New Years Bridge Mill
In 1785 several freeholders in Friarmere, concerned with the enclosure of land at Oxhey, granted permission to James Milns of Wood, to erect a mill “and to place therein a scribbling engine and teasing mill, or other mechanisms or engines for manufacturing sheep’s wool and woollen cloth”, in an area of unimproved land on Oxhey 12yds x 7yds. There was also liberty to make a dam not exceeding 40yds x 40yds near Denshaw water.
The mill was constructed in 1786, for a Deed dated 31st October recorded a mortgage by James Milns (or Mills) “of a new erection….. part of which is converted into a dwelling house, and in the other part thereof are put and set up two machines for the scribbling of wool , called scribbling engines, and one other engine for the teazing of wool commonly called a teazing mill, otherwise a Willey for the teazing of wool….”
New Years Bridge Mill was built on Denshaw Brook, on one of the old tracks between Castleshaw and Rochdale via Denshaw. It was the highest mill on the river Tame.
James Mills the builder also owned the nearby Longroyd Mill and other mills in the Castleshaw valley, and was a manufacturer and merchant of some substance. Whilst he continued to work the mill he was apparently in some financial difficulty, because in 1803 he was forced to mortgage various estates including New Years Bridge to Pryce Deschamps & Co, drysalters of Manchester. A Deed of that year refers to the sum of £4050. By this time James Mills was bankrupt and the sale of his estates was advertised in the Manchester Mercury in October 1804. Besides other mills these included New Years Bridge Mill, with one water wheel, a willow, two large scribblers, one carding engine and a slubbing billy.
In 1812 however James Mills was still at the mill, but occupying only one third of the premises. The rest was in the occupation of Abraham Whitehead,yet the mill was still a very tiny concern. In that year the mill came into the ownership of Joseph Shaw, a shopkeeper from Delph.
By 1821 Robert Byrom & Son were in occupation both here and at Longroyd Mill. By 1824 it appears that the mill was probably untenanted, as the Manchester Mercury claimed that “a mill on Denshaw Brook, which was a woollen mill with a 23ft fall, and with a powerful water wheel that was almost new”, was empty.
A Deed of 1827 described the mill as being used for scribbling and carding, but the occupier at this period is uncertain. By 1830 however the mill was occupied by Abraham Gartside described in Directories as a wool manufacturer, though he probably utilised the mill for preparatory processes because Pigot’s Directory of 1838 described him as a woollen yarn manufacturer. At this time the mill was utilising a fall of 26ft with a wheel generating 8 h.p..and according to the Reservoir Bill, the rent was £72/10/0.
The 1890 Map shows the approximate site of the mill under the new reservoir. Longroyd Mill downstream was disused.
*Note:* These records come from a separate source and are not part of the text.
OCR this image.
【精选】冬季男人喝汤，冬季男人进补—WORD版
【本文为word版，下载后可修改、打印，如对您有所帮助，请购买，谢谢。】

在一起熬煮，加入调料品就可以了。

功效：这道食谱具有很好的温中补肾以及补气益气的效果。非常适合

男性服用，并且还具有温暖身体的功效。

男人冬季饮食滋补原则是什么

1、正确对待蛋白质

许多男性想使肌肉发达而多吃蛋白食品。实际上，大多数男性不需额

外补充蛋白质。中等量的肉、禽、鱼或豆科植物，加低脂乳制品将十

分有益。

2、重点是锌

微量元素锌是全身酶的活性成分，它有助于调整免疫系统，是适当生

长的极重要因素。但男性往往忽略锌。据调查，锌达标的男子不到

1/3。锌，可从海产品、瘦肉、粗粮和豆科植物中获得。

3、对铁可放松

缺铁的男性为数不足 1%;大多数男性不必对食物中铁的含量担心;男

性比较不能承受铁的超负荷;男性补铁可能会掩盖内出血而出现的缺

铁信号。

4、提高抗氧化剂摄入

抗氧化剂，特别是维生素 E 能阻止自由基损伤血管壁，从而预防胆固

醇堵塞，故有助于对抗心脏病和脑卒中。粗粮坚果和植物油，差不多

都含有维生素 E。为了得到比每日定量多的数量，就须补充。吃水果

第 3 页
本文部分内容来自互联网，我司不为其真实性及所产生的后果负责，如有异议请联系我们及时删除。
Around 1843 William Kenworthy became the occupier of the mill. In 1847 the building was up for sale following the death of Joseph Shaw in 1842, and an advertisement in the Manchester Guardian on May 29th describes the mill as “ being 12yds square, 4 storeys high plus attic, and there was also a dyehouse and woodstore. The water wheel had a diameter of 30ft and was 5ft broad, and the whole was in the occupation of William Kenworthy.” The mill must therefore have been rebuilt and enlarged between 1830 and 1840.
By the early 1850s the mill was being worked along with the nearby Longroyd Mill, by Whitehead and Shaw, wool manufacturers and in 1854 it came into the ownership of
Butterworths of Denshaw Vale Print Mill. Kell’s 1861 Directory describes the mill as being worked by Edmund Butterworth & Sons as a carding mill, but by 1866 White’s Directory lists Butterworth & Heginbottom as occupiers carding wool and manufacturing shawl. The wheel was still the same but was now supplemented by a 12 h.p. condensing steam engine. The mill was probably a carding and spinning mill at this time.
Butterworth and Heginbottom continued here until 1873. At this time William Heginbottom left to go to Spring Mill in Uppermill, and plans were afoot to use this part of the valley for reservoir construction. With that end in mind Butterworths of Denshaw Vale sold the mill, including steam engine, scribbling and carding engines, billies and mules, to Oldham Corporation.
The mill was tenanted for a short period of time by N. Brierley, wool carder and spinner, according to Worrall’s 1875 Directory, but on construction of the reservoir the mill and nearby messuage were submerged under the rising waters.
The mill is under the reservoir at about the position of the inspection tower near the dam wall. The main turnpike road as was, had to be contoured around the reservoir, as can be seen, a little higher up the hillside.